Deep End featuring Tobi Ibitoye is where the album stops flirting and just goes full toxic. His Trey Songz–esque runs are slick, soulful, and dangerously charming. Alessiah, by contrast, sounds like she’s already halfway out the door. The tension between them makes the track pulse, the kind of duet where you know this is ending badly but you can’t look away.

Hot Like This is the pivot point; the empowerment banger. A track that sounds like the Pussycat Dolls at their most dangerous, but with production so futuristic it makes Timbaland sound retro. It’s crisp, relentless, and dripping with late-night energy. After all the obsession and spiraling, this track is Alessiah planting a flag: heartbreak doesn’t destroy her, it fuels her.

Then there’s Strawberry Ice Cream, which is against all odds; a pop gem disguised as a joke. Ava Max could release this tomorrow and it’d be on every summer playlist.
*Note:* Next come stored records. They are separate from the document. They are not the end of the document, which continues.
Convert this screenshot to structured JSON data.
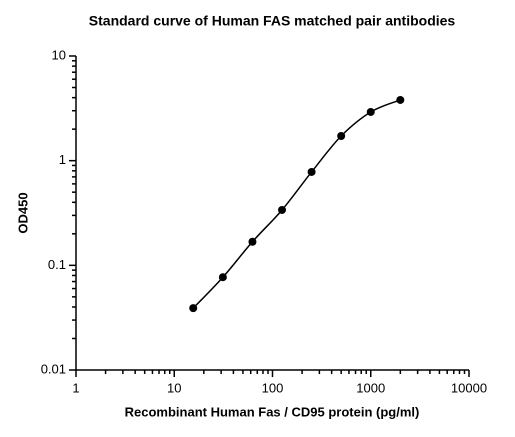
{
  "chart_data": {
    "type": "scatter",
    "title": "Standard curve of Human FAS  matched pair antibodies",
    "x_label": "Recombinant Human Fas / CD95 protein (pg/ml)",
    "y_label": "OD450",
    "x": [
      15.6,
      31.25,
      62.5,
      125,
      250,
      500,
      1000,
      2000
    ],
    "values": [
      0.039,
      0.077,
      0.168,
      0.338,
      0.78,
      1.72,
      2.92,
      3.8
    ],
    "color": "#000000",
    "xlim": [
      1,
      10000
    ],
    "ylim": [
      0.01,
      10
    ],
    "xticks": [
      1,
      10,
      100,
      1000,
      10000
    ],
    "yticks": [
      0.01,
      0.1,
      1,
      10
    ],
    "xscale": "log",
    "yscale": "log",
    "grid": false
  }
}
The bassline slaps, the chopped vocals are borderline ridiculous, and yet it works. This is what happens when someone too clever for bubblegum pop decides to play with it anyway.

Red Lights and Boy Toy return us to the darker corners of the club. Both tracks borrow DNA from the Pussycat Dolls, but Alessiah adds a sharper edge. Boy Toy, especially, is less a song and more a power play. Exotic instrumentation swirls around her as she coolly informs you that whatever you think you are, she’s already playing you like a game. It’s hypnotic and cruel in equal measure.

Finally, Girls featuring Ryaa and Luana Genevieve explodes like a Molotov cocktail of fury and camaraderie. After an album spent wandering through cycles of seduction and destruction, Alessiah ends not alone, but surrounded by allies. It’s messy, shouty, and the perfect catharsis. Think Charli XCX with actual knives.

Obscentra isn’t casual listening. It’s not meant to be shuffled in between Dua Lipa and Olivia Rodrigo on your gym playlist. It’s an album that actively resents the idea of being reduced to background noise. Alessiah wants you to feel uncomfortable, to confront the contradictions of desire and regret, to sit in the tension until it eats at you. Obscentra is not a debut album. It’s a challenge. A dare. A trap you willingly walk into. Alessiah has turned eighteen and instead of saying “here I am,” she’s saying “you’re not ready for this.” And the thing is, she’s right.

This record is obsessed with contradictions; seductive but hostile, intimate but theatrical, fragile but domineering. Obscentra is a storm in neon lighting, and Alessiah controls it with unnerving precision. She’s not just joining the pop conversation. Rather, she’s rewriting it in her own strange handwriting and if this is the start of her adulthood, then buckle up. The rest of us are going to be playing catch-up for a long time.